“Won’t you be my neighbor?”

In Uncategorized Sydney Kahle Leave a Comment

Social justice is the “terms of the distribution of wealth, opportunities, and privileges within a society.” As a society, we see a lot of social injustice happening within our communities and I think that the Bible gives us a great example of the way that we can handle social injustice. In Luke10:25-37 we see an expert of the Law that is testing Jesus about how to inherit eternal life. Jesus flips the question and asks him, “What is written in the Law?” and the expert replies by saying, “’Love the Lord your God with all your heart and with all your soul and with all your strength and with all your mind’,and ‘love your neighbor as yourself.’” Jesus tells him that he has “answered correctly” and that if he does this he will inherit eternal life, but the expert of the law goes on to ask, “And who is my neighbor?”

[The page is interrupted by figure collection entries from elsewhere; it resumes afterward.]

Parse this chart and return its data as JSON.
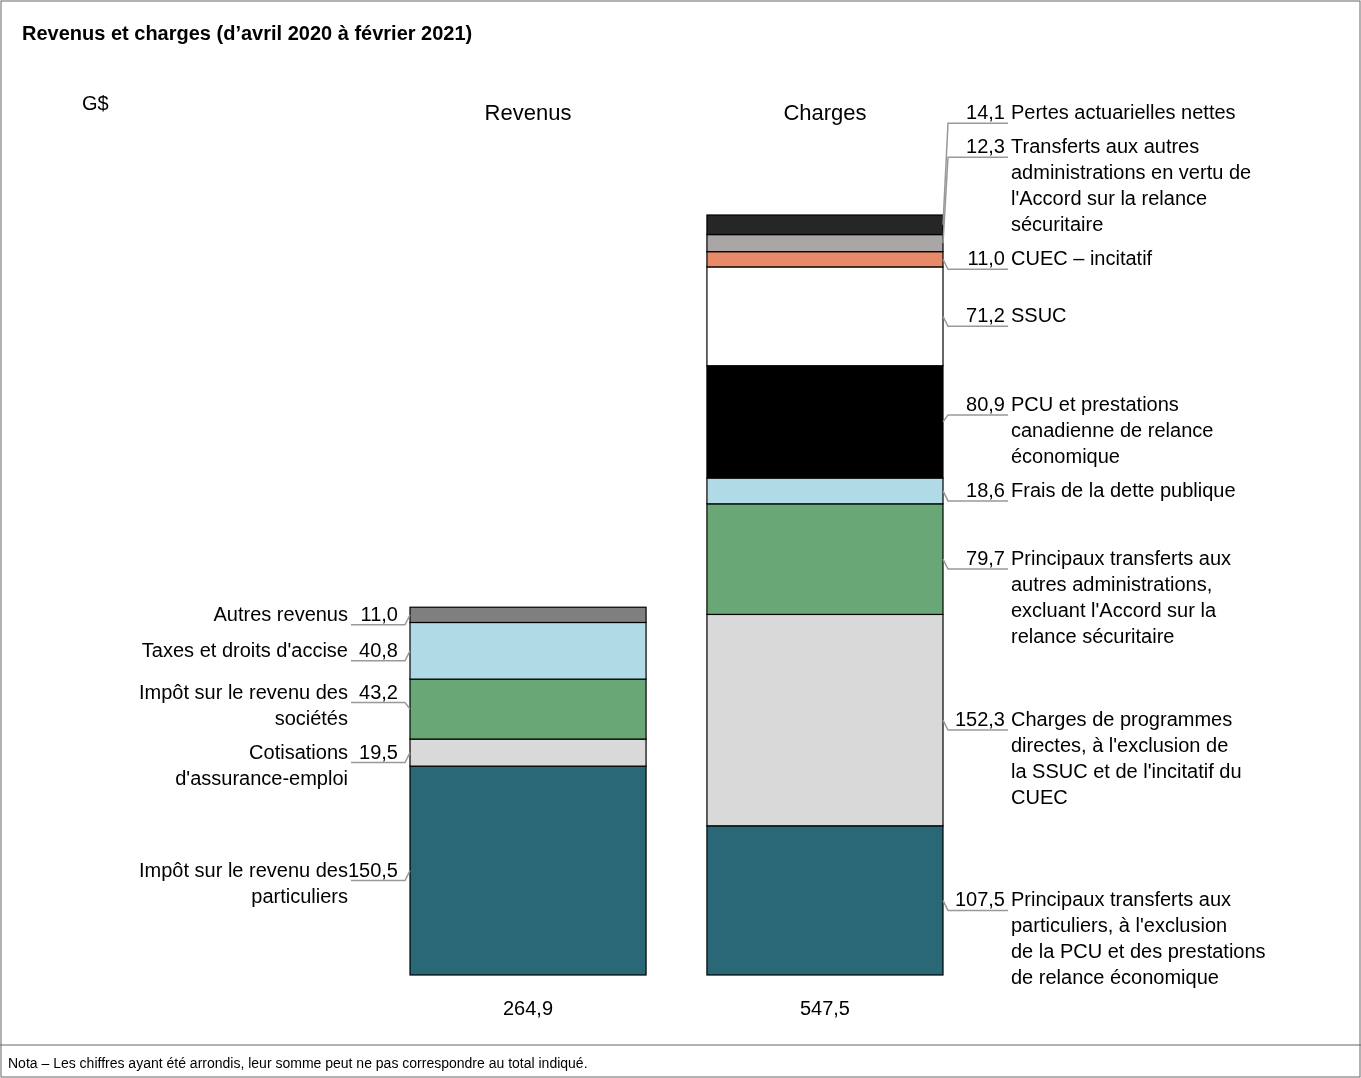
{
  "chart_data": {
    "type": "bar",
    "title": "Revenus et charges (d’avril 2020 à février 2021)",
    "categories": [
      "Revenus",
      "Charges"
    ],
    "stacked": true,
    "legend": false,
    "tick_labels": "x",
    "totals": [
      "264,9",
      "547,5"
    ],
    "annotations": [
      "G$",
      "Nota – Les chiffres ayant été arrondis, leur somme peut ne pas correspondre au total indiqué."
    ],
    "series": [
      {
        "name": "Impôt sur le revenu des particuliers",
        "color": "#2a6877",
        "values": [
          150.5,
          null
        ],
        "value_labels": [
          "150,5",
          null
        ]
      },
      {
        "name": "Cotisations d'assurance-emploi",
        "color": "#d9d9d9",
        "values": [
          19.5,
          null
        ],
        "value_labels": [
          "19,5",
          null
        ]
      },
      {
        "name": "Impôt sur le revenu des sociétés",
        "color": "#6aa776",
        "values": [
          43.2,
          null
        ],
        "value_labels": [
          "43,2",
          null
        ]
      },
      {
        "name": "Taxes et droits d'accise",
        "color": "#b0dbe6",
        "values": [
          40.8,
          null
        ],
        "value_labels": [
          "40,8",
          null
        ]
      },
      {
        "name": "Autres revenus",
        "color": "#7f7f7f",
        "values": [
          11.0,
          null
        ],
        "value_labels": [
          "11,0",
          null
        ]
      },
      {
        "name": "Principaux transferts aux particuliers, à l'exclusion de la PCU et des prestations de relance économique",
        "color": "#2a6877",
        "values": [
          null,
          107.5
        ],
        "value_labels": [
          null,
          "107,5"
        ]
      },
      {
        "name": "Charges de programmes directes, à l'exclusion de la SSUC et de l'incitatif du CUEC",
        "color": "#d9d9d9",
        "values": [
          null,
          152.3
        ],
        "value_labels": [
          null,
          "152,3"
        ]
      },
      {
        "name": "Principaux transferts aux autres administrations, excluant l'Accord sur la relance sécuritaire",
        "color": "#6aa776",
        "values": [
          null,
          79.7
        ],
        "value_labels": [
          null,
          "79,7"
        ]
      },
      {
        "name": "Frais de la dette publique",
        "color": "#b0dbe6",
        "values": [
          null,
          18.6
        ],
        "value_labels": [
          null,
          "18,6"
        ]
      },
      {
        "name": "PCU et prestations canadienne de relance économique",
        "color": "#000000",
        "values": [
          null,
          80.9
        ],
        "value_labels": [
          null,
          "80,9"
        ]
      },
      {
        "name": "SSUC",
        "color": "#ffffff",
        "values": [
          null,
          71.2
        ],
        "value_labels": [
          null,
          "71,2"
        ]
      },
      {
        "name": "CUEC – incitatif",
        "color": "#e8896a",
        "values": [
          null,
          11.0
        ],
        "value_labels": [
          null,
          "11,0"
        ]
      },
      {
        "name": "Transferts aux autres administrations en vertu de l'Accord sur la relance sécuritaire",
        "color": "#aaa6a6",
        "values": [
          null,
          12.3
        ],
        "value_labels": [
          null,
          "12,3"
        ]
      },
      {
        "name": "Pertes actuarielles nettes",
        "color": "#262626",
        "values": [
          null,
          14.1
        ],
        "value_labels": [
          null,
          "14,1"
        ]
      }
    ]
  }
}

This is where Jesus gives him The parable of the Good Samaritan and in this parable; we see four characters: The Priest, the Levite, the Samaritan and the Traveler on the road. The Priest shows us an example of what it looks like if I tell myself that since I did not cause the problem, it’s not my problem. However, as a Christian it is my problem and I am not called to live a life of convenience, but rather a life of conviction. If I am not careful, I might walk past the problems that I have a solution and answer for, just like the Priest does in this parable.

The next character that Christ includes in this parable is the Levite. A Levite is an assistant to a Priest and if we are not careful, we may also find ourselves playing this role too. This role is the idea that when we see a problem that seems bigger than ourselves, we immediately feel unqualified to solve the problem. We may feel like it is the job of the Priest or someone with a higher title than us. However, God does not call the qualified; he qualifies the called, if we are willing and obedient to him.

Third, we see the Samaritan. The Samaritan takes pity on the traveler on the road. He goes above and beyond to care for him and make sure that he is okay. If we look at the culture of this time period, the Samaritan would have been the least qualified of all of these titles that passed by the man; however he is the one that fulfilled the task that all of their titles held. He is the one who took on the call that we are convicted by as Christians. We are not called to “do church”, but we are called to “be the church”, to live a better life than the words that we preach.

The final character that Jesus talks about in this parable is the Traveler on the road. This character is broken, beaten, and half dead; however, this character is representative of us. We are the traveler on the road and Christ is the Good Samaritan. We are broken, dead in sin and beaten down, but Christ doesn’t just have pity on us. He has compassion and mercy on us. He came down to show us and live out the task and title of Messiah and Christ. He came to show us what a good neighbor is. He does not answer the question of “Who is my neighbor?” that the expert of the law asks, but he instead flips the question into our court and says “Are you a good neighbor?” Are you going to be the neighbor who passes by or are you going to be the neighbor that stops and goes above and beyond to show love and compassion like Christ has done for us?

Christ challenges us to fulfill the title that we carry when we walk with him and shows us that if our hearts are in the right place, we will show radical mercy to those around us. We won’t ask the question of “Who is my neighbor?” but rather the question of “Am I a good neighbor?”

That is my challenge to us today and everyday; allow people to belong well before they believe. Show them what a good neighbor is, rather than waiting until they are a part of your neighborhood.